Kehadiran Rhoma dalam jelajah musik
dangdut tanah air pada 70-an boleh dikata terjadi dalam momen yang pas. Suka
Hardjana (2004) mencatat, Rhoma muncul dengan lagunya kala masyarakat Indonesia
pada masa itu merindukan terjadinya pembalikan antiphonal yang drastis dari impian-impian politis masa
lalu ke impian-impian realistis. Lagu-lagunya berada dalam poros putaran arus
masyarakat kelas bawah.
Rhoma mampu mengakomodasi citra lagu
yang menggambarkan harapan dan cita-cita masyarakat yang tak muluk-muluk. Lewat
dangdut Rhoma, masyarakat seolah menemukan oasis yang menyegarkan dalam
mengisahkan pelik dan susahnya impitan kehidupan. Jangan heran jika kemudian Begadang (1978) serta Perjuangan dan
Doa (1980) adalah lagu yang begitu
populer bagi masyarakat Indonesia.
Kisah Rhoma adalah kisah dangdut.
Dangdut yang awalnya disebut musik kampungan kemudian menjadi selebrasi
cita-cita. Jejak sejarah dangdut tak lebih dari “musik kumuh” yang penuh dengan
citra negatif namun begitu beruntung saat dielaborasi Rhoma. Lewat kuasa dalam bermain musik rock,
Rhoma dengan serta-merta mengonversi musik rakyat yang paling terbelakang
(dangdut) dengan ramuan selera zaman yang paling mutakhir (rock).

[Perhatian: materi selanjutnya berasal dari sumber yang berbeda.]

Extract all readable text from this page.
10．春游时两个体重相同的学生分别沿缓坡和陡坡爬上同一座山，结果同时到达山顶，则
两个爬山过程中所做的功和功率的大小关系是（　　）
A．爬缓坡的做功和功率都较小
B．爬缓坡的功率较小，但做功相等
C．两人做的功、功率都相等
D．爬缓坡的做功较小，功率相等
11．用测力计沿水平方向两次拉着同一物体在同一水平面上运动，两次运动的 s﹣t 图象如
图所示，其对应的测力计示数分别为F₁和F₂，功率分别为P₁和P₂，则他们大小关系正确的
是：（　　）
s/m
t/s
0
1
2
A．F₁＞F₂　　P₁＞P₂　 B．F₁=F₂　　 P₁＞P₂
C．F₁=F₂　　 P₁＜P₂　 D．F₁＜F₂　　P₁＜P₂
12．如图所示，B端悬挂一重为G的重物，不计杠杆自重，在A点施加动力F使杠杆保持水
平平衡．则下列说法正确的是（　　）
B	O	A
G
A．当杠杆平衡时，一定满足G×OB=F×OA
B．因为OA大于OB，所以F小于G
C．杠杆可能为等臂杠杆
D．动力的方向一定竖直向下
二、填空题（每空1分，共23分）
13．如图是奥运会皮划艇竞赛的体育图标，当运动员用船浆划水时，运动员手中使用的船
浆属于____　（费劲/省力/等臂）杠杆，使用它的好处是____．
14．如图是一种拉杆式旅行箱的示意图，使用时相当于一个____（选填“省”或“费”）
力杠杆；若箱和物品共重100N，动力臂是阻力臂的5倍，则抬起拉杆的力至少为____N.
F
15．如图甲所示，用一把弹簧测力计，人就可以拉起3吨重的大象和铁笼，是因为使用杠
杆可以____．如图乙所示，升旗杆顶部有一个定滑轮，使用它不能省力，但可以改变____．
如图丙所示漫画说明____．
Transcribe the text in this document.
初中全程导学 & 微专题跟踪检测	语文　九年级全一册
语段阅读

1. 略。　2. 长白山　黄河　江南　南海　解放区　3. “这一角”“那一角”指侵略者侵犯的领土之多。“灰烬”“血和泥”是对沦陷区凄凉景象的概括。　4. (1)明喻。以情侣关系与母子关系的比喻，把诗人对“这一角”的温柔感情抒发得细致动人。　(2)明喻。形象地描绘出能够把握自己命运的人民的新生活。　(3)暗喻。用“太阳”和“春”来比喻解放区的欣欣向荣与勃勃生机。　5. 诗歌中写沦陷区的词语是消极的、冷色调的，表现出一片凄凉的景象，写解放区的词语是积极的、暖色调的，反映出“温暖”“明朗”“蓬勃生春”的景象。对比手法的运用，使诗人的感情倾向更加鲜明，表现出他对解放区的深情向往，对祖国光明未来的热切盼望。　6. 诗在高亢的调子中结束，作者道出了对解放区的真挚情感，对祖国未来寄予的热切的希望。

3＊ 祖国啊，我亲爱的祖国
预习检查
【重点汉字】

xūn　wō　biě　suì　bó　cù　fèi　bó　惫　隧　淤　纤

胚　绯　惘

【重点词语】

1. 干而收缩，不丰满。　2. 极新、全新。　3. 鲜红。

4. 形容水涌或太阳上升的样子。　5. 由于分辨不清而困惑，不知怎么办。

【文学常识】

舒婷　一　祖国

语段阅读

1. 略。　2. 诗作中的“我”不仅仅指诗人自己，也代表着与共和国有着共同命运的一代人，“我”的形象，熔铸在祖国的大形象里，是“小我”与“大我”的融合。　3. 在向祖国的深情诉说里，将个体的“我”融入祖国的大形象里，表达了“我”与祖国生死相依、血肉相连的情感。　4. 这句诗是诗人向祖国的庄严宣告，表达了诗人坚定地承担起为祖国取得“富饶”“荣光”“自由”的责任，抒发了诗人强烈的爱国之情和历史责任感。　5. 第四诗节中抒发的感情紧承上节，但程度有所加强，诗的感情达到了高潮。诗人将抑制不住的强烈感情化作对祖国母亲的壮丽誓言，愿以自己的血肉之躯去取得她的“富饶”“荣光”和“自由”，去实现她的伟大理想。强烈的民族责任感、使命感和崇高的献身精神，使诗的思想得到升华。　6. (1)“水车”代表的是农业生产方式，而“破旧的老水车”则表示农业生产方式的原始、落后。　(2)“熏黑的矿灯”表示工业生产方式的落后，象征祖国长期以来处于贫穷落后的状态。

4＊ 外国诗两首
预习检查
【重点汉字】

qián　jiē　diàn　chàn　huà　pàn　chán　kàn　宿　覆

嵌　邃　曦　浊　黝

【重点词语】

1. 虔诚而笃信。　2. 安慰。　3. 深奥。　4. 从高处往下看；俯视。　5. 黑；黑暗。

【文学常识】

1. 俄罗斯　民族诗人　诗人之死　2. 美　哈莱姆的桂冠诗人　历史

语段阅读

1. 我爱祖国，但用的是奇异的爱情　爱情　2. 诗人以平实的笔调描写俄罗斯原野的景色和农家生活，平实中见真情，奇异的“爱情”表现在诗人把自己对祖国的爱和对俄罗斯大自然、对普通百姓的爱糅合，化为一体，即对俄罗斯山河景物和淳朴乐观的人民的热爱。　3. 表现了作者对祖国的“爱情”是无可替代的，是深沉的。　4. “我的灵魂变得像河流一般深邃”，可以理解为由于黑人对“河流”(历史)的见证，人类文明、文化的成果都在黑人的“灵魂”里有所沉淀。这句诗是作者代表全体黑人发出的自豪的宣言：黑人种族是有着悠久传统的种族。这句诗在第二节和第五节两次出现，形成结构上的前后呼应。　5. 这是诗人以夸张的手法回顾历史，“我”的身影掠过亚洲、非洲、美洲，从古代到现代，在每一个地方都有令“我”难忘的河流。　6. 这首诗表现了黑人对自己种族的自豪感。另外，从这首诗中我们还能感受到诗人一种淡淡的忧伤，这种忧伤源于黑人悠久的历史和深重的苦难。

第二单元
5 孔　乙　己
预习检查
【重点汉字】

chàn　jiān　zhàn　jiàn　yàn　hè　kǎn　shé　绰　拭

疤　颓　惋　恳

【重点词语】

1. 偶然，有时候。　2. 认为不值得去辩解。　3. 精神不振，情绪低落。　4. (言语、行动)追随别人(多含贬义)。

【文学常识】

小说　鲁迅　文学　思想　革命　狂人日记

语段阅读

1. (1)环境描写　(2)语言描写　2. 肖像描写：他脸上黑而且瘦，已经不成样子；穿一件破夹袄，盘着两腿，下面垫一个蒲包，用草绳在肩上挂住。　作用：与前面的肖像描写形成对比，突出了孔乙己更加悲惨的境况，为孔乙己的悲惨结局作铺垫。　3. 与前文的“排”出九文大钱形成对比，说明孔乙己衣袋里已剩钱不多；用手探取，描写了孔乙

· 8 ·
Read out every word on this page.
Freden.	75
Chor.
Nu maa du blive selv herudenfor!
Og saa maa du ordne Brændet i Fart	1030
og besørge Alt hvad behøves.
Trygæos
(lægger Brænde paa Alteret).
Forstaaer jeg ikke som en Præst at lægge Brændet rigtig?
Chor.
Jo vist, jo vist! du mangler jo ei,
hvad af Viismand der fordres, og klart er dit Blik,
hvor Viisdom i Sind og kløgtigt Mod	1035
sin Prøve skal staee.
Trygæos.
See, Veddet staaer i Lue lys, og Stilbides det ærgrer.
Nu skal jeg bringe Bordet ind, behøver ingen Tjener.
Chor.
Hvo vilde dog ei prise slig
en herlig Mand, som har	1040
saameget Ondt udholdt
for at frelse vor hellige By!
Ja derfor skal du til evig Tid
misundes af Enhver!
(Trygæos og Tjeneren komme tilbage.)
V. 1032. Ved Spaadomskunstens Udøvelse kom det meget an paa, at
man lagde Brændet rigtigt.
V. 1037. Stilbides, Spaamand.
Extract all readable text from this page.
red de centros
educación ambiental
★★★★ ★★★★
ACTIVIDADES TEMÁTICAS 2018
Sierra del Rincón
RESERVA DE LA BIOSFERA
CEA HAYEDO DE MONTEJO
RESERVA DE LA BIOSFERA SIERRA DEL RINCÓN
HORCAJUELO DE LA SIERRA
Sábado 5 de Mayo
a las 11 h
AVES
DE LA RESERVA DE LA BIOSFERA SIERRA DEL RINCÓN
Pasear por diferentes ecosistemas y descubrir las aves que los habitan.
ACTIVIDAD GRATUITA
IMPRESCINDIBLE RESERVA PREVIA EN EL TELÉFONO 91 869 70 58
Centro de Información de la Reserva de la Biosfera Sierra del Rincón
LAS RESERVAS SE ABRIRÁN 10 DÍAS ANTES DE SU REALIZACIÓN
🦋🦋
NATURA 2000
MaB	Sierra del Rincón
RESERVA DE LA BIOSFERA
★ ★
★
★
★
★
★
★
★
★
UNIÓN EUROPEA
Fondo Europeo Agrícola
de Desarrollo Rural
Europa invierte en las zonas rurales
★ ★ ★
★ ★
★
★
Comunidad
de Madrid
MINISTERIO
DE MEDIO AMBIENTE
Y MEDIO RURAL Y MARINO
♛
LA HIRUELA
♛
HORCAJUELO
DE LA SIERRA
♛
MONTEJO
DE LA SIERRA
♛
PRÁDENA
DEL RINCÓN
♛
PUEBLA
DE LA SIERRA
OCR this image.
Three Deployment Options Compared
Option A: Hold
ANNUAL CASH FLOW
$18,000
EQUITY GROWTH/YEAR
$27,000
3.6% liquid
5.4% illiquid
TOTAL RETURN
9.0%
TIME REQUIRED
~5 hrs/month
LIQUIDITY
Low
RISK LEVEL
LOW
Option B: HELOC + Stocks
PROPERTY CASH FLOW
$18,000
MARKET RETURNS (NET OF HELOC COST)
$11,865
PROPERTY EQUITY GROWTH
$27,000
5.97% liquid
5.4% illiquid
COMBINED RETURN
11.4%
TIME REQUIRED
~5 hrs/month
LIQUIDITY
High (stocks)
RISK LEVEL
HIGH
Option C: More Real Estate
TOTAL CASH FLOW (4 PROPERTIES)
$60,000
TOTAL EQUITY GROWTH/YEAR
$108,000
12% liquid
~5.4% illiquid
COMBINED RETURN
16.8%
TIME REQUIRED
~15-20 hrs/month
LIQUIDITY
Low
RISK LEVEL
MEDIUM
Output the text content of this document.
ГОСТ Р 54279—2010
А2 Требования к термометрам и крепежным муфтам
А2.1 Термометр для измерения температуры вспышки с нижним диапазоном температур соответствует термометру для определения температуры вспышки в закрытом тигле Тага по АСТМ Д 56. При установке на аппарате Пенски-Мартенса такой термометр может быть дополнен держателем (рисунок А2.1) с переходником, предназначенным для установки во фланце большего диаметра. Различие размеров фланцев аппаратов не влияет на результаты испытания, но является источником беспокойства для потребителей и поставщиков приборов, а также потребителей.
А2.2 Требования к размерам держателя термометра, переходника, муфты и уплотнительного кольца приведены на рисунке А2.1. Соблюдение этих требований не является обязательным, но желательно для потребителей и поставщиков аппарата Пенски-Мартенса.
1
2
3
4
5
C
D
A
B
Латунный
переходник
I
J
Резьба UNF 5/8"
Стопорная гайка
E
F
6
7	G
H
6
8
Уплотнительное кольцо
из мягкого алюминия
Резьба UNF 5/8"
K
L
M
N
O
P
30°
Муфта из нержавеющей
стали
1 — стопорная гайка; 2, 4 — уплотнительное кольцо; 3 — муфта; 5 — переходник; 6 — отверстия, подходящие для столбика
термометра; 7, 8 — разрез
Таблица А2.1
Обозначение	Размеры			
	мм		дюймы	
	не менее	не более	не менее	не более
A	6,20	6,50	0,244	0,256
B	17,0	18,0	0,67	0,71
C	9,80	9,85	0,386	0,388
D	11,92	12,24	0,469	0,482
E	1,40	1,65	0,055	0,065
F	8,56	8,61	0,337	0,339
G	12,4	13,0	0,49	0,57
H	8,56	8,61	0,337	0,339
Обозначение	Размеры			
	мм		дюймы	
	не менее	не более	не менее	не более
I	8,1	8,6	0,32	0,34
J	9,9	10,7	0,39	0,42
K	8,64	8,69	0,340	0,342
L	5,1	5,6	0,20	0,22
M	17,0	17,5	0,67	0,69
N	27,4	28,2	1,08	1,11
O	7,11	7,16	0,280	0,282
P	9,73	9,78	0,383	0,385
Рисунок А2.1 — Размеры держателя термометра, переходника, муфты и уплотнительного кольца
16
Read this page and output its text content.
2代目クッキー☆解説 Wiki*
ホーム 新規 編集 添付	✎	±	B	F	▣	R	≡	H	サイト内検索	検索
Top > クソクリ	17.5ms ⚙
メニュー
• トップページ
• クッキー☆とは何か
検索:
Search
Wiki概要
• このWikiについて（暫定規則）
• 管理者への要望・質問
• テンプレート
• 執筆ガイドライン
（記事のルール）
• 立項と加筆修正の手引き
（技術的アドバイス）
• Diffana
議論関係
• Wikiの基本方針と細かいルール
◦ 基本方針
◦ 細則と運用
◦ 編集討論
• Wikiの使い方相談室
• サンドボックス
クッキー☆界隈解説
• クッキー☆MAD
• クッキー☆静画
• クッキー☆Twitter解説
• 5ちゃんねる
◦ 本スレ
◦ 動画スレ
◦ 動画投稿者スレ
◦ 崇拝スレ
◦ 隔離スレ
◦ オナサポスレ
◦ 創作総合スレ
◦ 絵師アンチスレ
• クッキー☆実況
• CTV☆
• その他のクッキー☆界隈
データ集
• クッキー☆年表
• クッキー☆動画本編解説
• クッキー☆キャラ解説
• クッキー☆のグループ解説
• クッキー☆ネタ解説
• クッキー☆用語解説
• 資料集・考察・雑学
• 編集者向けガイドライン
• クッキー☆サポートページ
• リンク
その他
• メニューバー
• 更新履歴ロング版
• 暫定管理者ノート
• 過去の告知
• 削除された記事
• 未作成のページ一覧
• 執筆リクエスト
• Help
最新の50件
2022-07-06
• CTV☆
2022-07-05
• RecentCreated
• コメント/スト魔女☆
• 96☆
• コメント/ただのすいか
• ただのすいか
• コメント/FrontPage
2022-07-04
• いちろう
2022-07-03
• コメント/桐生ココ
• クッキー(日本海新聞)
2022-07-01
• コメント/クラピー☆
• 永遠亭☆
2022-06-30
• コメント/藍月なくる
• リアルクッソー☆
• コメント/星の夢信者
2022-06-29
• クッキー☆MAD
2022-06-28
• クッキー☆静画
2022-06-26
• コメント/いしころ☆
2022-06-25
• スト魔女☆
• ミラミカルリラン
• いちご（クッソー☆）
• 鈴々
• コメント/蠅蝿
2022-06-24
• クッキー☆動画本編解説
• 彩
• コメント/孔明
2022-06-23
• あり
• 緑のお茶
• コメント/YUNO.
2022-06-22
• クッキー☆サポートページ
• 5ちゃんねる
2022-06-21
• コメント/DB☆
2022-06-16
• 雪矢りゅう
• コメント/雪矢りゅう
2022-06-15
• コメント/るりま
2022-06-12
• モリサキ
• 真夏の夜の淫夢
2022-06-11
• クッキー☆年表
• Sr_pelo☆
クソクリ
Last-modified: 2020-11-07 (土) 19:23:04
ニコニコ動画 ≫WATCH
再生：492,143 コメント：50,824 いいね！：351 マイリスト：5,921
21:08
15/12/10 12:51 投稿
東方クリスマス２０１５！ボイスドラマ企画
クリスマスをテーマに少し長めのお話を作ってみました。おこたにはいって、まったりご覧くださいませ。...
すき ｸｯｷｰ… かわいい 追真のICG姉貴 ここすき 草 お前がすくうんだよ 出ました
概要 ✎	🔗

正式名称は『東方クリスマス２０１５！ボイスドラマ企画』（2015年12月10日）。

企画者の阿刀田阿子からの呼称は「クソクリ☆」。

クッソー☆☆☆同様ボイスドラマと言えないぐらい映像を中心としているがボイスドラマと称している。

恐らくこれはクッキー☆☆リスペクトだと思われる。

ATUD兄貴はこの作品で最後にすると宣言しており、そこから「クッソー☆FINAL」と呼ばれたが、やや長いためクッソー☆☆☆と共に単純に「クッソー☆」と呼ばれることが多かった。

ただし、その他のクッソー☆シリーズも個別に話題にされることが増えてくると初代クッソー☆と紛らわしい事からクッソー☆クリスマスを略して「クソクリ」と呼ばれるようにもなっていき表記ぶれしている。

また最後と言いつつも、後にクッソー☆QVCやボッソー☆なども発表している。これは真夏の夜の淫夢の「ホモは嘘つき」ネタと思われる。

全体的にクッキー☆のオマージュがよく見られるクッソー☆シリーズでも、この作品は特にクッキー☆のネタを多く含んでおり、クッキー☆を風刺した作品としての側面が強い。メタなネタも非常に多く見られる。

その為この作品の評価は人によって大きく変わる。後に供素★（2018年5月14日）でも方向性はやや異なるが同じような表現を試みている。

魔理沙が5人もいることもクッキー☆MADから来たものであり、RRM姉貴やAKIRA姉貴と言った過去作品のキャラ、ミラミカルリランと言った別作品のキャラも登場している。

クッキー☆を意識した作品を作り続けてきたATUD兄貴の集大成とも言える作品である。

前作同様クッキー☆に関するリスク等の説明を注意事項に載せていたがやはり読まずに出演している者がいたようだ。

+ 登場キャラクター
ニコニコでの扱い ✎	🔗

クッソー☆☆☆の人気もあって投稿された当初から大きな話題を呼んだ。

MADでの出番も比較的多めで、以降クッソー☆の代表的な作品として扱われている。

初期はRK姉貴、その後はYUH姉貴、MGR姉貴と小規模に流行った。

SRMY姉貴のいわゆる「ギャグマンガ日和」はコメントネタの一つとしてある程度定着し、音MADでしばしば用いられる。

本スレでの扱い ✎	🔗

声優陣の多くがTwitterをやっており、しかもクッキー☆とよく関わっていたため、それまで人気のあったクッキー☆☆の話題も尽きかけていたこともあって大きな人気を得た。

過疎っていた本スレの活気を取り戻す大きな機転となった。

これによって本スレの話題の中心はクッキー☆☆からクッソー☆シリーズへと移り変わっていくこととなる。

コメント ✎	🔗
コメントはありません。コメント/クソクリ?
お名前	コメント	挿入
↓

Terobosan Rhoma itu boleh dikata frontal karena tak terjadi dalam musik-musik
lain sezamannya. Begitu harum namanya hingga masyarakat menyematkan nama “raja
dangdut”.
Masyarakat kelas bawah yang awalnya
hanya menjadi saksi kelahiran sebuah musik kemudian harus menjadi lakon dalam
kisah lagu Rhoma. Gelandangan,
Kiamat, dan Gali Lubang Tutup Lubang adalah contohnya. Dangdut menjadi kendaraan
imajinasi dalam usaha meraih supremasi kehidupan yang lebih baik. Dangdut ala
Rhoma juga mengisahkan Islam. Banyak liriknya yang berkisah doa (voice
of Moslem).
Hal itulah yang membuat banyak kalangan
ulama yang merangkulnya. Dakwah lewat lagu dirasa lebih mengena daripada orasi
seratus ulama. Karena itu, kultur musik dangdut yang begitu kuat tersebut
bahkan berpengaruh terhadap visi dan misi Rhoma sebagai calon presiden. Rhoma
menyatakan, visi dan misinya sebagai capres nanti tidak jauh berbeda dari
lirik-lirik lagu dangdut yang selama ini dibawakannya.
Presiden RI?
Perjalanan musik dangdut sekarang justru
tak mampu dikontrol dalam kuasa ideal seperti yang diharapkan Rhoma.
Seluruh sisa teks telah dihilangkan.